In response to economic and environmental concerns, the use of treated wastewater for useful applications such as industrial processes, agricultural and landscape irrigation, groundwater basin replenishment and toilet flushing is on the rise. The necessity to minimise total dissolved solids is one of the most important aspects of recycling wastewater treatment plant effluent for another purpose. This is frequently accomplished by the use of a reverse osmosis (RO) system, which uses a pressure differential to force a solution through one membrane that holds the solute on one side while allowing the pure solvent to pass through on the other.
Present challenges of RO for wastewater recycle
When developing RO systems, pre-treatment procedures are crucial. A brine spacer, for example, is commonly made of low density polyethylene mesh netting in RO membranes used for most water reuse applications. This brine spacer might become blocked if the feed water has a high level of suspended particles. Another concern is the high quantities of organics in many biologically treated waste waters, which are rejected by the RO membrane and gradually concentrated as the water passes through it. This level of organics can clog the membrane, particularly near the RO systems outlet. Furthermore, calcium phosphate scaling in some wastewaters can pose difficulties with RO systems. Scaling can be reduced by operating at a lower water recovery, employing an anti-scalant such as acid or changing the operating conditions of the wastewater treatment plant to minimize the quantity of phosphate in the RO feed.

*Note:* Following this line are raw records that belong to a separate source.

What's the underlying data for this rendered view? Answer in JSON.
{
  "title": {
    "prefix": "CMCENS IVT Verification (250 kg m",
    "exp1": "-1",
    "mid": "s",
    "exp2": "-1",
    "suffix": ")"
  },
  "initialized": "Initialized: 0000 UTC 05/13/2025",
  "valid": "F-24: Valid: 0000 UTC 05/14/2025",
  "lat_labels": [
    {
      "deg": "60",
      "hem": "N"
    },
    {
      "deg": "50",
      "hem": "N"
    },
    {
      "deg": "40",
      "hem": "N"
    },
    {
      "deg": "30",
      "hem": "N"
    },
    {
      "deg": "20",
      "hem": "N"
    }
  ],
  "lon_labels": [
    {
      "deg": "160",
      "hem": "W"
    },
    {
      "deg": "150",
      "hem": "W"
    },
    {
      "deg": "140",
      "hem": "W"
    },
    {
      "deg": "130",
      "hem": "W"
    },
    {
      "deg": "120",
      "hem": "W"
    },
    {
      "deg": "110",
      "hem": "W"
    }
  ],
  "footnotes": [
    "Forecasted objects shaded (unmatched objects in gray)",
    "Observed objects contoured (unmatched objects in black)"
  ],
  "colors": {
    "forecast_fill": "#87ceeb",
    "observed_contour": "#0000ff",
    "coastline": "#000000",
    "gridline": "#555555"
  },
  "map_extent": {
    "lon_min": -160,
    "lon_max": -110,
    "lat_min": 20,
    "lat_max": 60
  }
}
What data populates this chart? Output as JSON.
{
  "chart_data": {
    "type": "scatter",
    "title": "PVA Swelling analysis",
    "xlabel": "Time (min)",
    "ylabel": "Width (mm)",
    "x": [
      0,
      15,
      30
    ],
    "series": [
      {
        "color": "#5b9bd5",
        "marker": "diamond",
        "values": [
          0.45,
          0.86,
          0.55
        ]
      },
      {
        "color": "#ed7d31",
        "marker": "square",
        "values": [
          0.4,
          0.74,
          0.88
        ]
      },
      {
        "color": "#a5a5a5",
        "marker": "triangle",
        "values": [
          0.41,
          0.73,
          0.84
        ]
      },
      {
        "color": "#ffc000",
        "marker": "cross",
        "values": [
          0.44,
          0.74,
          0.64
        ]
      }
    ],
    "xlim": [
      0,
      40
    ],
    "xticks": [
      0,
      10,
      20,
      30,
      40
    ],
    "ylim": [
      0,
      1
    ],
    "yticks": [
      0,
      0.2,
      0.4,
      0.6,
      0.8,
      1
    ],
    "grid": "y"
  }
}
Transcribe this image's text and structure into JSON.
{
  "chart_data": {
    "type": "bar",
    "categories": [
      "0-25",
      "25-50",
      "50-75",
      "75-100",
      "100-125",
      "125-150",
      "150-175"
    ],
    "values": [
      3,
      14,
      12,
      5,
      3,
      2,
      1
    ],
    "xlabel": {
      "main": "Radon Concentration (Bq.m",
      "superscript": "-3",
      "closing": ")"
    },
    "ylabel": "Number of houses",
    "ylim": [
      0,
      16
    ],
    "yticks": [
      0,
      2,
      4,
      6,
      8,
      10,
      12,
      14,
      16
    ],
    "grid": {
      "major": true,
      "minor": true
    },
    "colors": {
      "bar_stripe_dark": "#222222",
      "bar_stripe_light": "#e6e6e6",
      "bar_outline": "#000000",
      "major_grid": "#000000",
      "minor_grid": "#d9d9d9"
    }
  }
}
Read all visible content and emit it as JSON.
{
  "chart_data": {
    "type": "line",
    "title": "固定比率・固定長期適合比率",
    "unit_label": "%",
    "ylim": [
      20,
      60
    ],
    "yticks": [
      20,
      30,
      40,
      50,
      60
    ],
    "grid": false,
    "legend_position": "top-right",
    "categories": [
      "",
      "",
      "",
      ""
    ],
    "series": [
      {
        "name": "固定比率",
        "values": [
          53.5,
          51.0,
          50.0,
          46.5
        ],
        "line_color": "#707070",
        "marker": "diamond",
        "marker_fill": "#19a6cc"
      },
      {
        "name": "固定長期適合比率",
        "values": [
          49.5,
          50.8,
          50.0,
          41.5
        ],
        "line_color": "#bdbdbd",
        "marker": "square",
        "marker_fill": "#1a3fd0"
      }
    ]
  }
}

Alternatives for Reverse Osmosis Pre-treatment
There are a variety of reverse osmosis pre-treatment options, and the ideal one for a given process is determined by power, labour, chemical and land expenses, as well as the wastewater source and current wastewater treatment system.
Primary treatment, biological treatment, and, most importantly, solids-liquid separation utilising secondary clarification are all examples of traditional effluent pre-treatment schemes. Because the traditional sedimentation method frequently fails to remove enough bacteria and suspended solids, sand filtration can be used to improve solids-liquid separation and provide better water for the RO system. Using ferric chloride in conjunction with sand filtration may help remove more solids and organics.
Ultrafiltration RO pre-treatment
To remove suspended solids, many modern water reuse systems include an ultrafiltration (UF) pre-treatment stage. Hollow fibre UF membranes are commonly used in these systems, and they do an outstanding job of delivering water with low suspended particles to feed the RO system. The UF system, on the other hand, is an additional treatment stage that requires more space and raises operating costs. The UF system may also be vulnerable to disruptions from a traditional wastewater treatment plant, which could raise its operating costs even more.
RO Pre-treatment using a Membrane Bioreactor (MBR)
The UF membranes are submerged in the activated sludge in an MBR, which combines the biological and solid-liquid separation steps into a single process. The membrane serves as a barrier, enhancing effluent quality. The MBR eliminates the secondary clarifier and does not rely on gravity for liquid-solid separation, allowing the activated sludge to operate with a greater mixed liquor suspended solids concentration.
The usage of RO systems to recover and recycle wastewater effluent is on the rise, and Netsol Water MBR technology is increasingly being explored as a pre-treatment alternative for a variety of industrial and municipal reuse applications.